Normalization

While parsing various document types, Ocrolus encounters diverse data formats. These data types are managed through the Validation as a Service (VaaS), which ensures fields adhere to expected formats and modifies values to align with these standards. Common data types handled include amounts, numbers, phone numbers, email addresses, ZIP codes, social security numbers, and dates.

Normalized and original values are provided in responses, which allows you to choose between raw and standardized formats.

👍

Info

Normalization functions more efficiently within the Instant workflow compared to the Complete workflow.
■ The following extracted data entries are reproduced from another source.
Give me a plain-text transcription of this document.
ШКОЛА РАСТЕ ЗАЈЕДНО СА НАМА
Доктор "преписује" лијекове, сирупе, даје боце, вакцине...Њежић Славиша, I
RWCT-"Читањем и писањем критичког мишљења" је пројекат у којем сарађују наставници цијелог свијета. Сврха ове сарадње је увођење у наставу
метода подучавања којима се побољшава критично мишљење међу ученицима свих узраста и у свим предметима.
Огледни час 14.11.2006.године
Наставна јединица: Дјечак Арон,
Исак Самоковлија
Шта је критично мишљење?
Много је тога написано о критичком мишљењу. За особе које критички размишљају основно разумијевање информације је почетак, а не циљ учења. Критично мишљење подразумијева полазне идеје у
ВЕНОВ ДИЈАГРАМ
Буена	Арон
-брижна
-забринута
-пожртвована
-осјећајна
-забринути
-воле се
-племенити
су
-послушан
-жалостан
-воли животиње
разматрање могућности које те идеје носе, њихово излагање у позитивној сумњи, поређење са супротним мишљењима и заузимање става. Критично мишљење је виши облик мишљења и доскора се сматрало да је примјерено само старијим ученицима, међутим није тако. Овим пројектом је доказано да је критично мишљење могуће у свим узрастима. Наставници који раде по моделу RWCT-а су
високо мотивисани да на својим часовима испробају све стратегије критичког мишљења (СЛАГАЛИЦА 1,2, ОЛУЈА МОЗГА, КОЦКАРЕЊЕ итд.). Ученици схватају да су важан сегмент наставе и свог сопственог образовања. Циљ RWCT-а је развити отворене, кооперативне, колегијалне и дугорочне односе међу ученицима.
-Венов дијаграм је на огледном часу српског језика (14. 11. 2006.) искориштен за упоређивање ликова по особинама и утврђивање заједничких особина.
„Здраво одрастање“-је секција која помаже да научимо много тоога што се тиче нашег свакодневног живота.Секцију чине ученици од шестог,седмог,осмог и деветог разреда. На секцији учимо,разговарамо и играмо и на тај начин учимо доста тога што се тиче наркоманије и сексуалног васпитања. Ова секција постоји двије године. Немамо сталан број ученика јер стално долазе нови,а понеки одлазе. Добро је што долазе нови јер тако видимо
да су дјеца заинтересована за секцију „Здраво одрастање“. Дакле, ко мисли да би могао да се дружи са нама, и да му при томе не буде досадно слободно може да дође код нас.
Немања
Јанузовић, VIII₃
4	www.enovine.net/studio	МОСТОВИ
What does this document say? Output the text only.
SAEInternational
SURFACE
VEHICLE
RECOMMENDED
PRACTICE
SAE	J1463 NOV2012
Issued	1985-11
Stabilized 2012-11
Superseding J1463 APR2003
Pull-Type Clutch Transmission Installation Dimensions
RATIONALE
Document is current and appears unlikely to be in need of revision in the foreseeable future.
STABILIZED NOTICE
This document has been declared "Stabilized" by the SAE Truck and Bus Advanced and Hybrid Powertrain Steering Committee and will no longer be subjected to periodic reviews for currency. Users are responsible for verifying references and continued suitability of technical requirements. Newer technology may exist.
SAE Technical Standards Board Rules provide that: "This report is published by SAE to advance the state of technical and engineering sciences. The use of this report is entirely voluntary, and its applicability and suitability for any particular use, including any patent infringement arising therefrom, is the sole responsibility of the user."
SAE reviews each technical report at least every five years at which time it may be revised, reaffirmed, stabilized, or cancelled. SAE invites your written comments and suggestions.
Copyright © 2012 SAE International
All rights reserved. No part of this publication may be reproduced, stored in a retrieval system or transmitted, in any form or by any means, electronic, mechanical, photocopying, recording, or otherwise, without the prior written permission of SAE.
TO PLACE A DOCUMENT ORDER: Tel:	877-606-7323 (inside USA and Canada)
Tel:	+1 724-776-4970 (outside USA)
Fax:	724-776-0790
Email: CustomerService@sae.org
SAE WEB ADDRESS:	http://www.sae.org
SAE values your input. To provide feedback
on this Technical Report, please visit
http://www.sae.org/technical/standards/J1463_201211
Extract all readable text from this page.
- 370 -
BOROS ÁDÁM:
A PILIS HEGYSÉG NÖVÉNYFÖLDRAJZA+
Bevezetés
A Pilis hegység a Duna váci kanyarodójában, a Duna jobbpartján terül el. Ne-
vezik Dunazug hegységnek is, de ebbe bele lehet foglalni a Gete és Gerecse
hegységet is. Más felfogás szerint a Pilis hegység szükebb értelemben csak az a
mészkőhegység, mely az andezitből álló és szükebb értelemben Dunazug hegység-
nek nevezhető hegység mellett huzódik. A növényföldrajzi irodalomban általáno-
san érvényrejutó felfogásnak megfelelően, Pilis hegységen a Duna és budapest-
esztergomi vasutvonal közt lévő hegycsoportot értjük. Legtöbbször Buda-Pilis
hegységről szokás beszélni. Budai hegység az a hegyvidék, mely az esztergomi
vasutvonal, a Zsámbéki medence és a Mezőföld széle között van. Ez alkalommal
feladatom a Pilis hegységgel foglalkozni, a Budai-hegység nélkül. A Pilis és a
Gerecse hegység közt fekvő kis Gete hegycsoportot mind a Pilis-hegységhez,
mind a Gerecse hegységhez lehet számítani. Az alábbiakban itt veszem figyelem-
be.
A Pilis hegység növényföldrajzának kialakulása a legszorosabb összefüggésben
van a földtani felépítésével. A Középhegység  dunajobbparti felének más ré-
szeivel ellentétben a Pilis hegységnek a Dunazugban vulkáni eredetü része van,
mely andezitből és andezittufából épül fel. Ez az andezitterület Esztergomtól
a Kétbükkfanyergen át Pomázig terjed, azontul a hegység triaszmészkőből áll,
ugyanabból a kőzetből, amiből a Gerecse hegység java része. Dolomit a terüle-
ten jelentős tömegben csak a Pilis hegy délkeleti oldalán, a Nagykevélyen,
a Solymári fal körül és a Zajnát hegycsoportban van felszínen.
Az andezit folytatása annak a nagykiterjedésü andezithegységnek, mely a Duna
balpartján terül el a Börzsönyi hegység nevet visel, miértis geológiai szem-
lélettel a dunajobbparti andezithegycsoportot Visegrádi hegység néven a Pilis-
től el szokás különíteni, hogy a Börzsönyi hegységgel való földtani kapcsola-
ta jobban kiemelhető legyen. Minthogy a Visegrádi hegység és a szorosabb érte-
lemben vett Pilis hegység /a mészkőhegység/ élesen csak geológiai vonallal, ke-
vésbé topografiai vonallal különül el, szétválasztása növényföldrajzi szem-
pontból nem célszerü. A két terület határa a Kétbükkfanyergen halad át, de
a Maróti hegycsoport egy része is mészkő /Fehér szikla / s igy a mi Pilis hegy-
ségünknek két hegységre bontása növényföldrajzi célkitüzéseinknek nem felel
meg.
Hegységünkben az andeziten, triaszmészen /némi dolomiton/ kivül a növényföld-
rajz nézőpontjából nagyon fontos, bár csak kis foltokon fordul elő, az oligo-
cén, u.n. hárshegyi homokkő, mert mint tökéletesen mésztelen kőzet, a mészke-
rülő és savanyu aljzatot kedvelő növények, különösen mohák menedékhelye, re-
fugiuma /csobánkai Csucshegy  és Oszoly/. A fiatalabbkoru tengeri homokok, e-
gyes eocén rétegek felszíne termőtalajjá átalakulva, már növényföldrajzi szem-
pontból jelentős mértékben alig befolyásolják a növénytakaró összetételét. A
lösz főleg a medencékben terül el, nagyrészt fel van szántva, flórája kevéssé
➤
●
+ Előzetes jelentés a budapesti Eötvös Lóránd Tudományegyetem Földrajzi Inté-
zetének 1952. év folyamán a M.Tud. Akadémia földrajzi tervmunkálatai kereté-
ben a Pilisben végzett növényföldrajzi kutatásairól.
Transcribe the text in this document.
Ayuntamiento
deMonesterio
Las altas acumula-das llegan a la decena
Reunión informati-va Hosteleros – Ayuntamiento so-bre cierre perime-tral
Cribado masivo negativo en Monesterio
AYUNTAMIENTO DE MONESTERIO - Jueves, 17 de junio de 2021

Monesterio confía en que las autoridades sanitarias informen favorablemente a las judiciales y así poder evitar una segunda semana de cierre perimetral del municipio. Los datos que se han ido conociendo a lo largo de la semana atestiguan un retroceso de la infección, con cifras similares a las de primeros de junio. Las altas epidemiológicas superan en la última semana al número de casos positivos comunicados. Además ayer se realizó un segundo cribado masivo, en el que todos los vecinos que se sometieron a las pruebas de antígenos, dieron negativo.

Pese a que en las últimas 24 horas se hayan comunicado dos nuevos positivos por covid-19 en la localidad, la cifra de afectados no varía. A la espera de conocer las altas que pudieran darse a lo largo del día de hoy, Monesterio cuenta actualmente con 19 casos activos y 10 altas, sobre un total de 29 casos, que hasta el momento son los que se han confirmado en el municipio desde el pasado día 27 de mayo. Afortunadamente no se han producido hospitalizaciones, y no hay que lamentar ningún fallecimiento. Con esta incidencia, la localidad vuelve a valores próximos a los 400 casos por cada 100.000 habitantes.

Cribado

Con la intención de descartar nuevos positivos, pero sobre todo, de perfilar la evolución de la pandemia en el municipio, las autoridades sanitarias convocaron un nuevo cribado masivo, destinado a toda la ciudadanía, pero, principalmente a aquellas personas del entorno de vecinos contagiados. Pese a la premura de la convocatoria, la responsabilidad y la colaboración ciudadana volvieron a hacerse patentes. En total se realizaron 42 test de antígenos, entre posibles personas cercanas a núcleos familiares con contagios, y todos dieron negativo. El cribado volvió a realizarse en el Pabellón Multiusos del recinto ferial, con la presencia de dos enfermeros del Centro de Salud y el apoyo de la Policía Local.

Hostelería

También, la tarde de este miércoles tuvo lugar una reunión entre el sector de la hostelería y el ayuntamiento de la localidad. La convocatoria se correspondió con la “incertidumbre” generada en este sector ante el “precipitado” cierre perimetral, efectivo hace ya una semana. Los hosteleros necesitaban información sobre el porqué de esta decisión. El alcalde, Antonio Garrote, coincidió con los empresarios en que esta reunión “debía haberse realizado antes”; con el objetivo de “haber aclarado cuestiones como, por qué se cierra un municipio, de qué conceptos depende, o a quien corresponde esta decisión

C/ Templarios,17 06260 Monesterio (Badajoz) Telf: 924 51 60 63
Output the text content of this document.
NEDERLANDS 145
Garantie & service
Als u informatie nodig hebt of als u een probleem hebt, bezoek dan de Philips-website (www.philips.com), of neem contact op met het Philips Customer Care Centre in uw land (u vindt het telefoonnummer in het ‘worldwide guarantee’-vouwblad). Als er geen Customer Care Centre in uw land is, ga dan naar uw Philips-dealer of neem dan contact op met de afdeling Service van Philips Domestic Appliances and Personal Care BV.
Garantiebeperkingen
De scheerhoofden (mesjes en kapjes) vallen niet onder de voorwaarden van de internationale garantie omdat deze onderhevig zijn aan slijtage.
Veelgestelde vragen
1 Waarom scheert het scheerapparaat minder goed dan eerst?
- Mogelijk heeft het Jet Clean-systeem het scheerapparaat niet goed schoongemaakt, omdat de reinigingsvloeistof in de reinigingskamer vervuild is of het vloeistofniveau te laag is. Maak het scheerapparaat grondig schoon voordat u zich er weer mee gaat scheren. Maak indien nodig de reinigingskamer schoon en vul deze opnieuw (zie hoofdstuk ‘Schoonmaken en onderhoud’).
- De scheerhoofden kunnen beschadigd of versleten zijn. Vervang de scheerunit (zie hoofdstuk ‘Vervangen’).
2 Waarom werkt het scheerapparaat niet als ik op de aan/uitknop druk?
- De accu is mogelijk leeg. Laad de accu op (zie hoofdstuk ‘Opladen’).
"drivers_license-General:state": {
  "value": "TEXAS",
  "normalized_value": "TX",
  "is_empty": false,
  "alias_used": null,
  "source_filename": "DRIVING-LICENSE.pdf",
  "confidence": 1
}

Normalization rules

The following are essential normalization formats for key data types:

  • Amount: Currency symbol, commas (e.g., 1,000), decimal point, and two decimal places.
  • Multiple Choice: Selection from predefined dropdown values.
  • Number: Digits with optional decimals, supporting negatives.
  • Integer: Numeric values without decimals, including negatives and zero.
  • Phone Number: Formatted as (XXX) XXX-XXXX; optional support for international formats like +1 123-456-7890.
  • Email Address: Standard email format (e.g., [email protected]).
  • State: Two-letter abbreviation from a predefined dropdown list.
  • ZIP Code: Standard five-digit (XXXXX) or ZIP+4 format (XXXXX-XXXX) for the US; Canadian format A1A 1A1; British postal formats as needed.
  • Social Security Number: XXX-XX-XXXX, exactly nine digits.
  • SSN Last 4: Exactly four digits.
  • Routing Number: Exactly nine digits.
  • Comma Amount: Commas for integers every three digits; mandatory decimal point without commas in fractional part.
  • Decimal Required: Mandatory decimal points with digits following; integers without decimals are invalid.
  • Date (US): MM/DD/YYYY
  • Date (en-GB): DD/MM/YYYY
  • Percentage: Numeric value followed by %.
  • EIN: Formatted as XX-XXXXXXX; replaces "O" with "0" and removes whitespace.
  • TIN: Formatted as 9XX-XX-XXXX, nine digits starting with “9”.
  • Alphanumeric: Letters and numbers without special characters or spaces.
  • Unix Timestamp: Integer counting seconds from January 1, 1970, UTC.
  • Website: Standard URL formats, accommodating various structures such as http(s), paths, query parameters, and subdomains.